A day after Poland rejected a migrant quota for European Union (EU) nations to take in refugees following the Paris terror attacks, Polish foreign minister Witold Waszczykowski said on Sunday Syrian refugees can be trained to form an army and "liberate" their country.
On Saturday, Poland's new government said it did not consider taking in refugees, as prescribed under an EU plan, a "political possibility", citing the Paris terror attacks claimed by the Islamic State.
"We send our soldiers to fight in Syria while hundreds of thousands of Syrians drink their coffee in (Berlin's) Unter den Linden," said Waszczykowski in a televised address on Sunday, according to AFP.

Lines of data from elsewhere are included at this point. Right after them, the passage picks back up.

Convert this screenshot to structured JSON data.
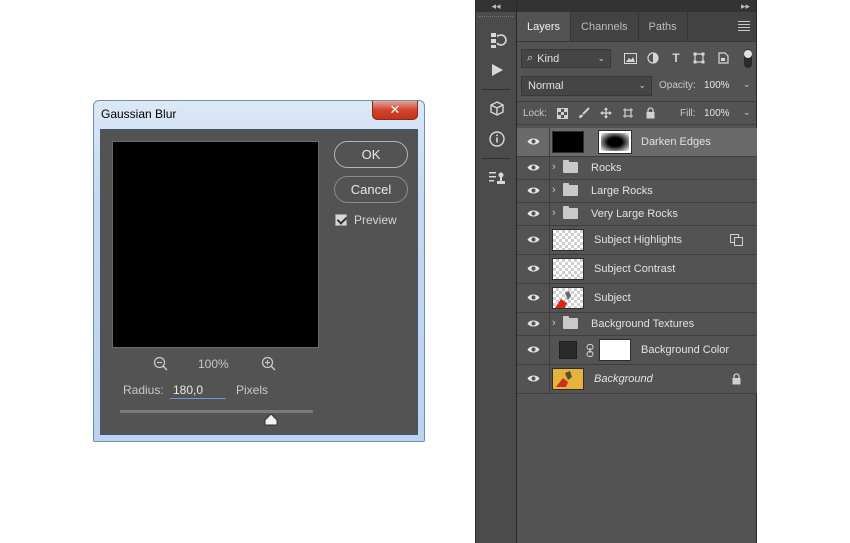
{
  "dialog": {
    "title": "Gaussian Blur",
    "close_label": "✕",
    "ok_label": "OK",
    "cancel_label": "Cancel",
    "preview_label": "Preview",
    "preview_checked": true,
    "zoom_value": "100%",
    "radius_label": "Radius:",
    "radius_value": "180,0",
    "radius_unit": "Pixels",
    "slider_fraction": 0.78
  },
  "toolstrip": {
    "collapse_glyph": "◂◂",
    "icons": [
      "history-brush-icon",
      "play-action-icon",
      "3d-cube-icon",
      "info-icon",
      "properties-stamp-icon"
    ]
  },
  "panel": {
    "expand_glyph": "▸▸",
    "tabs": [
      {
        "label": "Layers",
        "active": true
      },
      {
        "label": "Channels",
        "active": false
      },
      {
        "label": "Paths",
        "active": false
      }
    ],
    "filter_kind": "Kind",
    "blend_mode": "Normal",
    "opacity_label": "Opacity:",
    "opacity_value": "100%",
    "lock_label": "Lock:",
    "fill_label": "Fill:",
    "fill_value": "100%"
  },
  "layers": [
    {
      "name": "Darken Edges",
      "type": "adjust",
      "selected": true
    },
    {
      "name": "Rocks",
      "type": "group"
    },
    {
      "name": "Large Rocks",
      "type": "group"
    },
    {
      "name": "Very Large Rocks",
      "type": "group"
    },
    {
      "name": "Subject Highlights",
      "type": "pixel"
    },
    {
      "name": "Subject Contrast",
      "type": "pixel"
    },
    {
      "name": "Subject",
      "type": "pixel"
    },
    {
      "name": "Background Textures",
      "type": "group"
    },
    {
      "name": "Background Color",
      "type": "fill"
    },
    {
      "name": "Background",
      "type": "background"
    }
  ],
  "colors": {
    "panel_bg": "#535353",
    "selected_row": "#6a6a6a",
    "dialog_frame": "#bcd2ee",
    "close_red": "#c53218"
  }
}
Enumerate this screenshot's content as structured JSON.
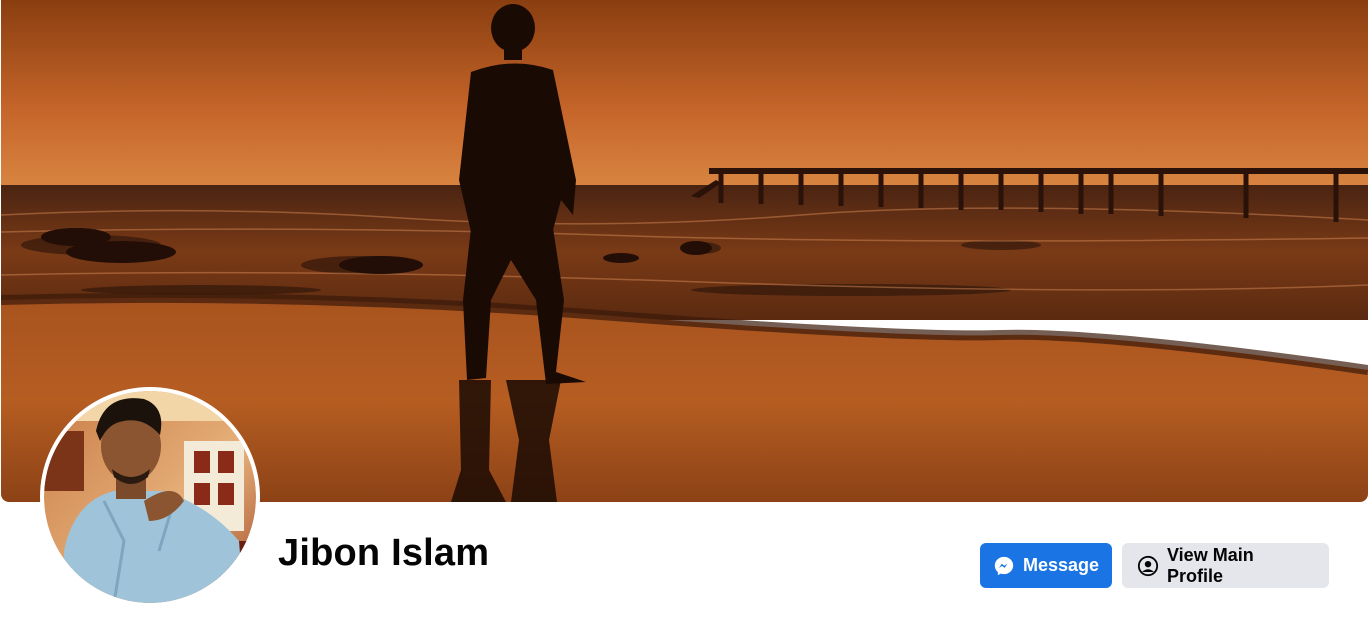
{
  "profile": {
    "name": "Jibon Islam",
    "cover_description_icon": "beach-sunset-cover",
    "avatar_icon": "profile-photo"
  },
  "actions": {
    "message_label": "Message",
    "message_icon": "messenger-icon",
    "view_main_profile_label": "View Main Profile",
    "view_main_profile_icon": "user-circle-icon"
  },
  "colors": {
    "primary": "#1b74e4",
    "secondary_button": "#e4e6eb",
    "text": "#050505",
    "sky_top": "#8a3e10",
    "sky_mid": "#d67a33"
  }
}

"Hundreds of thousands of Syrians have come to Europe recently. We can help them form an army. They can go to fight to liberate their country with our help," he said.
The Paris attacks on Friday that left nearly 130 people dead in the worst attack on French soil since World War II is likely to have a deep impact on the current refugee crisis.
A Syrian passport of an asylum seeker was reportedly found at one of the sites of the attacks, bringing into question security issues around relocating refugees.
However, the Polish foreign minister seemed to show concern about how refugees were seeking comforts in Europe while European soldiers were fighting Isis in Iraq and Syria.
"Tens of thousands of young men disembark from their rubber dinghies with iPad in hand, and instead of asking for drink or food, they ask where they can charge their cellphones," Waszczykowski reportedly said.